The cuttlefish is the champion of disguise in the deep sea. It can change its “coat of many colors” almost instantly by combining red, yellow, brown, and black pigments in its skin. The males sometimes employ this skill in ways meant to impress the females. The cuttlefish is also a tricky shape shifter that can adjust its skin to look like kelp or even rock. It uses its camouflage skills to hide from hungry dolphins.1

People can behave like cuttlefish, changing their clothing, language, behavior, and thoughts, depending on their surroundings. They might do this in order to impress or be accepted by others. However, this behavior does people more harm than good. In their eagerness to blend in, they can sacrifice their integrity.

What Is Integrity?

Integrity is defined as moral soundness, genuineness, wholeness, and incorruptibility. It includes our beliefs, the way we think and speak, and the way we act, especially when no one is watching. It is being honest with ourselves, others, and God. When we have integrity, we “live by our beliefs and standards.”2 President Gordon B. Hinckley (1910–2008) instructed us that keeping our covenants with honor is a part of integrity. It is thinking and doing what is right, no matter where we are or what the consequences might be.3 Unlike the cuttlefish, we should not change colors—or standards—to impress or be accepted by others.

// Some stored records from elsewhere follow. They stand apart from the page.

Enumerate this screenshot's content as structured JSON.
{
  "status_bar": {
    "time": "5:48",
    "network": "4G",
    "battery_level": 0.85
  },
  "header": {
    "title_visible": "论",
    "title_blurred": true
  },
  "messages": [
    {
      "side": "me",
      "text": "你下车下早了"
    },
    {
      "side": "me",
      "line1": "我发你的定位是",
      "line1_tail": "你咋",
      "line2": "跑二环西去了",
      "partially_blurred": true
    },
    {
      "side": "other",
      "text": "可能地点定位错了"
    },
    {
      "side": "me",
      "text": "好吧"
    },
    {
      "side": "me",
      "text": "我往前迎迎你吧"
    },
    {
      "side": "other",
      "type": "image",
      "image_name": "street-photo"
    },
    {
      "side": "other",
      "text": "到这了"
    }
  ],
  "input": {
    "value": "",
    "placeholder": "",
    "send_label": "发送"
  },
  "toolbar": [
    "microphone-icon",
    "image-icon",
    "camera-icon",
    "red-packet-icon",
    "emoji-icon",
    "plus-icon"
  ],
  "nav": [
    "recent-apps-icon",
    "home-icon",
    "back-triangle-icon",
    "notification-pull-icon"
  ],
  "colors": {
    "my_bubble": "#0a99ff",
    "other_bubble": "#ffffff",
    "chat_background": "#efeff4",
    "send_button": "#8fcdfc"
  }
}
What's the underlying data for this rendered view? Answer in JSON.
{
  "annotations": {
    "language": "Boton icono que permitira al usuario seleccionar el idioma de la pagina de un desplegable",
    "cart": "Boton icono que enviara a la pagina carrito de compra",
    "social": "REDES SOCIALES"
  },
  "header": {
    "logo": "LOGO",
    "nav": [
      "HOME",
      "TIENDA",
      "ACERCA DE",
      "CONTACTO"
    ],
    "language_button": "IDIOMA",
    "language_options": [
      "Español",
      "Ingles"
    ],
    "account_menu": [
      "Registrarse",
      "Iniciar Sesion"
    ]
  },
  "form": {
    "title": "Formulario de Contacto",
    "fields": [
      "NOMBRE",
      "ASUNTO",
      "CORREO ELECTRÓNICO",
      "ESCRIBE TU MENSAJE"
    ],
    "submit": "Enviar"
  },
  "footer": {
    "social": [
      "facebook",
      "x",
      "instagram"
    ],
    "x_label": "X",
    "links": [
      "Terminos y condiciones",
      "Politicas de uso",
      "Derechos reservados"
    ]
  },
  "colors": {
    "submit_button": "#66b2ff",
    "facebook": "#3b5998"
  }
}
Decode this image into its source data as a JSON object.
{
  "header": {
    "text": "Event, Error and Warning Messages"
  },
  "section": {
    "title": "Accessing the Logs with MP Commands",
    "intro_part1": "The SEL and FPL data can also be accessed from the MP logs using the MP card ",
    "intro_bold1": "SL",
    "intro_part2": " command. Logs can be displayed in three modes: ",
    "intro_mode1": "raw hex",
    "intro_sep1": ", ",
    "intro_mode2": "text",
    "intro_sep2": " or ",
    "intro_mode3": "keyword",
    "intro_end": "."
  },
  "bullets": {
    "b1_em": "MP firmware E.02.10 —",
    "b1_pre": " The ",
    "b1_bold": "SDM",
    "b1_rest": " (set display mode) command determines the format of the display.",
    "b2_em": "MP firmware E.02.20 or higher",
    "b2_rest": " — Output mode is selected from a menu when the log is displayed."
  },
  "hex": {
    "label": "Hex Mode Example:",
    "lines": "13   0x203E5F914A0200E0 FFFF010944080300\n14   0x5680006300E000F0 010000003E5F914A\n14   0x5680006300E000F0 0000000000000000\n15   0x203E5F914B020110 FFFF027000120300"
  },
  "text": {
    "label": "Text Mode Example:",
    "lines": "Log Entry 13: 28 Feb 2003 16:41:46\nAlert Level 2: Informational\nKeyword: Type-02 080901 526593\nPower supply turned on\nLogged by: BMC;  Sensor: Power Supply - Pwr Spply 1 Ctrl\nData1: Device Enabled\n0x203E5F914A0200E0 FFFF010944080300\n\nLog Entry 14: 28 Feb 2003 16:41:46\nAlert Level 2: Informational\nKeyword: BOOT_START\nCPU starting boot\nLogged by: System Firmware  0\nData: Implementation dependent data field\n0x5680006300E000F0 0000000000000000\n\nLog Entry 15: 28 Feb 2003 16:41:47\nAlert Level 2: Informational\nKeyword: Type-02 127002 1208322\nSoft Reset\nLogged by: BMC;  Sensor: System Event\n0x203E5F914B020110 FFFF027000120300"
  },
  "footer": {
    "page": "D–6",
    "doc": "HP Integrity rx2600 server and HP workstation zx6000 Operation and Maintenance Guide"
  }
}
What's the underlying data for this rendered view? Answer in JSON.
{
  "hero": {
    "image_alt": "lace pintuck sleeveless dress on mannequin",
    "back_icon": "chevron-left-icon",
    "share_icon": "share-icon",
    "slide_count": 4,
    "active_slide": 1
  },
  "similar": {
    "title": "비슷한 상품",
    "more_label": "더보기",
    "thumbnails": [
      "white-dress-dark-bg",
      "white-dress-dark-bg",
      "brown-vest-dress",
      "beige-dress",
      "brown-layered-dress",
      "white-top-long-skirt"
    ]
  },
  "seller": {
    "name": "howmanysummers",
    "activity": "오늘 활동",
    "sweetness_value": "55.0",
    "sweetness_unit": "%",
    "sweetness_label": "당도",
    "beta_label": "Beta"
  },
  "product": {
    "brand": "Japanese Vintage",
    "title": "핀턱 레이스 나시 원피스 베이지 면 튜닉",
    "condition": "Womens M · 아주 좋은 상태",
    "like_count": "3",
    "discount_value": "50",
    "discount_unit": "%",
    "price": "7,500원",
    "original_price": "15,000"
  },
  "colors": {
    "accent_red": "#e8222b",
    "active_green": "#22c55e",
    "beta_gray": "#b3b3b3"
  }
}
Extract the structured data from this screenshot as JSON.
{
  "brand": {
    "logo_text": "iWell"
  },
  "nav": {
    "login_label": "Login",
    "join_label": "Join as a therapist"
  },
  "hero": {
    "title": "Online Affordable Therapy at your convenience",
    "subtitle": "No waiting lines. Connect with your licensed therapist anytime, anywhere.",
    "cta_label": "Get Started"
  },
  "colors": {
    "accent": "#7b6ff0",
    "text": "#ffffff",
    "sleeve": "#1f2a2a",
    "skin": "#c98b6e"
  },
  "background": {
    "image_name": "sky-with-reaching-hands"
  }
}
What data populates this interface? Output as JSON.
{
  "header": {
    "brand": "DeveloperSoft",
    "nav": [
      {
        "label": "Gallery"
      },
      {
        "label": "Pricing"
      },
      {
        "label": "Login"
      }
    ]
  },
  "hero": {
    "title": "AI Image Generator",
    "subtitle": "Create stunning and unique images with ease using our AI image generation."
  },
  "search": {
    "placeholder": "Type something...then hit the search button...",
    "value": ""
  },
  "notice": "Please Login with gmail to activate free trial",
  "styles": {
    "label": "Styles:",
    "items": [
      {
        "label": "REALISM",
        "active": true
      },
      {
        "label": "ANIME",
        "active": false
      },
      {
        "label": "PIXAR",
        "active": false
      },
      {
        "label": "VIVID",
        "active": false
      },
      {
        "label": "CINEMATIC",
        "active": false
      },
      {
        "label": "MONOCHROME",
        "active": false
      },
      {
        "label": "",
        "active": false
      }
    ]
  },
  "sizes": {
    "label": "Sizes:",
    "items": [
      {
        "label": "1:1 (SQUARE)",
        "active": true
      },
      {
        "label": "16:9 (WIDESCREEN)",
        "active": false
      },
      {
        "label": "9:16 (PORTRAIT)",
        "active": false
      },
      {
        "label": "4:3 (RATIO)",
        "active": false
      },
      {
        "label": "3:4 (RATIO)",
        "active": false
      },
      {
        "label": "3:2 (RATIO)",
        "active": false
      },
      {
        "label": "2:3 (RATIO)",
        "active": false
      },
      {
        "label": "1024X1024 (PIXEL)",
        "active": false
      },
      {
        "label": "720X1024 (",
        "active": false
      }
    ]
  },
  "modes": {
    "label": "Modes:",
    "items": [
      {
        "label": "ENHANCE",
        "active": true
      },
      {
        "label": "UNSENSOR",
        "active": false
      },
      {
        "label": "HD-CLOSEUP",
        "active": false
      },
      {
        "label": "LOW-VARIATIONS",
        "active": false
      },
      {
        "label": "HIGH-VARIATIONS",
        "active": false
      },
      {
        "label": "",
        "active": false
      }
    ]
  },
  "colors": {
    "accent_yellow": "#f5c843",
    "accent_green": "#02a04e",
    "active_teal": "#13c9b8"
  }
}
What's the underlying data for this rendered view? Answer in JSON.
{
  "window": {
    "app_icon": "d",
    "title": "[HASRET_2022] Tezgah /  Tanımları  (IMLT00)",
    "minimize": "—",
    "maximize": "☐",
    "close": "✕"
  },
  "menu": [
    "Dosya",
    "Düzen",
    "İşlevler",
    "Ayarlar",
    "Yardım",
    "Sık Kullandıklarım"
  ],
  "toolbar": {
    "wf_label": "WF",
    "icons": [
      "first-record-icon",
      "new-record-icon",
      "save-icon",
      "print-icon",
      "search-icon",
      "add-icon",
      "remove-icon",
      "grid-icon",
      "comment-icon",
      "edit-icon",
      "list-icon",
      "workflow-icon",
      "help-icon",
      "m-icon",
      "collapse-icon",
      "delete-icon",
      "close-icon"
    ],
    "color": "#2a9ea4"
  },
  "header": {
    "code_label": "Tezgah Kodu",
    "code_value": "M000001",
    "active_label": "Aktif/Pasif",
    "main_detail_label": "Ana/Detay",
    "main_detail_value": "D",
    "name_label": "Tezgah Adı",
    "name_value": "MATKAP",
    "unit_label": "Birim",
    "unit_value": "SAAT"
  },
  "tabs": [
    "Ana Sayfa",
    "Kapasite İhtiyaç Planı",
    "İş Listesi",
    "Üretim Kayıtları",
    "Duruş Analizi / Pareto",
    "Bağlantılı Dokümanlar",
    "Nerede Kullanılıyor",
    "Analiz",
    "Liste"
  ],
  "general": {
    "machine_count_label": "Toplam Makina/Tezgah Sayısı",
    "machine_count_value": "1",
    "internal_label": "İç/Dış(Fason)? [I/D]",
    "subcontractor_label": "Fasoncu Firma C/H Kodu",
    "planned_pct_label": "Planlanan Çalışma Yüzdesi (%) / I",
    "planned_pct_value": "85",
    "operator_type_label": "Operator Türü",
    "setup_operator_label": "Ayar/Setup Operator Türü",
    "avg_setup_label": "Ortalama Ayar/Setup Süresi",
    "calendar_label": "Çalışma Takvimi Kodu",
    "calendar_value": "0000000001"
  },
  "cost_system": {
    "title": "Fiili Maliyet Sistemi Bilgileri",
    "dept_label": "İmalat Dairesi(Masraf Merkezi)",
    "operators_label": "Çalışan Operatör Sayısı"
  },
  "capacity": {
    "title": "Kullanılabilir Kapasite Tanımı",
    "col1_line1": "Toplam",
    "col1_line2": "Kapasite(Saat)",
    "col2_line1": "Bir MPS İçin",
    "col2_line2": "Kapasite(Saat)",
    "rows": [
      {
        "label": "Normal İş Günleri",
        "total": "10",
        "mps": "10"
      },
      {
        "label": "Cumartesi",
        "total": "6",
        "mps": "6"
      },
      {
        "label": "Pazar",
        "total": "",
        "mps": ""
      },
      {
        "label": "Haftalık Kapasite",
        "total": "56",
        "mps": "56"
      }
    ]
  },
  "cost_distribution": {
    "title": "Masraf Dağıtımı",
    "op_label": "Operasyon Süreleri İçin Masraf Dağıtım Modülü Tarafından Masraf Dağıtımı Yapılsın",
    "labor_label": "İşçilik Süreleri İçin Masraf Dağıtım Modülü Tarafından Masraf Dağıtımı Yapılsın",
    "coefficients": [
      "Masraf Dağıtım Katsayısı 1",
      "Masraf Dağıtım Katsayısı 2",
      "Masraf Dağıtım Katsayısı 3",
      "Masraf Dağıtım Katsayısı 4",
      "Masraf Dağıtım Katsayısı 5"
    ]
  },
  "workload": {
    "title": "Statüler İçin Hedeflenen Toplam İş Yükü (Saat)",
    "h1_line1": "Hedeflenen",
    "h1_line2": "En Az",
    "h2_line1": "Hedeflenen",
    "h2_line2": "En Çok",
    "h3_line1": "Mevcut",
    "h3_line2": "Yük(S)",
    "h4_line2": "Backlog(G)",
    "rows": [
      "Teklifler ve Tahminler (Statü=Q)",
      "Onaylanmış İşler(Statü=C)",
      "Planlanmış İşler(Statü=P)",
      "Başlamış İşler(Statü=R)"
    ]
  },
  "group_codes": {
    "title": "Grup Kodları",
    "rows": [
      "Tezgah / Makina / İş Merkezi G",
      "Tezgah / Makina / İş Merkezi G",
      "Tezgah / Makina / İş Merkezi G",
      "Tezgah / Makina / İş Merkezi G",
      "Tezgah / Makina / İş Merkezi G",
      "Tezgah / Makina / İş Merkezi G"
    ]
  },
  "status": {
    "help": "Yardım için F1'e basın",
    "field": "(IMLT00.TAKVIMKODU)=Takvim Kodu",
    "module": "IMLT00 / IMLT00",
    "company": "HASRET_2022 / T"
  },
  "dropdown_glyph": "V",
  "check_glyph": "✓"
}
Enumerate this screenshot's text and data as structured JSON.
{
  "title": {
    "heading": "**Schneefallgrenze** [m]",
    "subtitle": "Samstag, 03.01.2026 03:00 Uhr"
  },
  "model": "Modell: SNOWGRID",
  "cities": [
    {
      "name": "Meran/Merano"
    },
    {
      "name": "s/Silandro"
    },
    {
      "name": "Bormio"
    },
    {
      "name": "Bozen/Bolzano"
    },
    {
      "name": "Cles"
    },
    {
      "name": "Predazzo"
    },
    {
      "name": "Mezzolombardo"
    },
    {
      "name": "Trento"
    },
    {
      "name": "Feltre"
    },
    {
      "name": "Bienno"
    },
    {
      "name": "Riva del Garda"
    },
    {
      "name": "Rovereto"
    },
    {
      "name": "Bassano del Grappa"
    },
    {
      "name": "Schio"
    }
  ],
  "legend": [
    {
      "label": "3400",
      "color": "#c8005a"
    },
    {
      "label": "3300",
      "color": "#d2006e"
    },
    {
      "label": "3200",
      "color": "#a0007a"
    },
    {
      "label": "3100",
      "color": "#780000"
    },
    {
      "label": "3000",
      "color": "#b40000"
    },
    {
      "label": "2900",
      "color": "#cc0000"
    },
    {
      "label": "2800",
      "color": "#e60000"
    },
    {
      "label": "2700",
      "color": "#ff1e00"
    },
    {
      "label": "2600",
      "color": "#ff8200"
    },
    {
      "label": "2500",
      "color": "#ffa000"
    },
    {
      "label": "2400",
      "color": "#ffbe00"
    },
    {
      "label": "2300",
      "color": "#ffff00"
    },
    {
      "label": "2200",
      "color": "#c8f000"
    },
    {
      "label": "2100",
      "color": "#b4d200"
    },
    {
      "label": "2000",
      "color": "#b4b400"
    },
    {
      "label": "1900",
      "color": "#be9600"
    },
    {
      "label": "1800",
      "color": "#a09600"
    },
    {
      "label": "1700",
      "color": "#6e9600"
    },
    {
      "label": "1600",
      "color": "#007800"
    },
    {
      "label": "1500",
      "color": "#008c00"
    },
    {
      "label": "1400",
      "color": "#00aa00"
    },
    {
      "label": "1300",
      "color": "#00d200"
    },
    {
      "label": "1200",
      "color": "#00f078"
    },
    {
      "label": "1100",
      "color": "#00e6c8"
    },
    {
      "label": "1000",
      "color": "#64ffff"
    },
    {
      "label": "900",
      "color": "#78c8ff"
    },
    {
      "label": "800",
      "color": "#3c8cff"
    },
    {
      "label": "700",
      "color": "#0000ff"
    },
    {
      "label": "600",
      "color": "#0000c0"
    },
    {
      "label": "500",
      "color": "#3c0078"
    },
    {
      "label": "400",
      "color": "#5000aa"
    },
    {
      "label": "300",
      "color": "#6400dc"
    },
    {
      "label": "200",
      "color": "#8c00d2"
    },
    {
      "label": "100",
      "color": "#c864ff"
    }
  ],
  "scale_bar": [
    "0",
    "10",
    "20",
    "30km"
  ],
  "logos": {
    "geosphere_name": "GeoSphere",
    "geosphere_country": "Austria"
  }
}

Suppose you know someone who believes that it is acceptable to lie, backstab, and cheat to get ahead. She consistently acts according to those beliefs. Does she have integrity? Acting according to one’s views does not necessarily mean that a person has integrity. Our beliefs need to match up with God’s commandments. We are given the ability to discern right from wrong: “The Spirit of Christ is given to every man, that he may know good from evil” (Moroni 7:16).

President Spencer W. Kimball (1895–1985) taught that “integrity (the willingness and ability to live by our beliefs and commitments) is one of the foundation stones of good character, and without good character one cannot hope to enjoy the presence of God here or in the eternities.”4

Integrity in Beliefs

Daniel was willing to die for his beliefs. He went from slave to ruler in the king’s court, interpreting the dreams of the king. When he was given the choice to stop praying to God or be cast into a den of lions, he chose the lions (see Daniel 6). Daniel stood firm when his integrity was tested.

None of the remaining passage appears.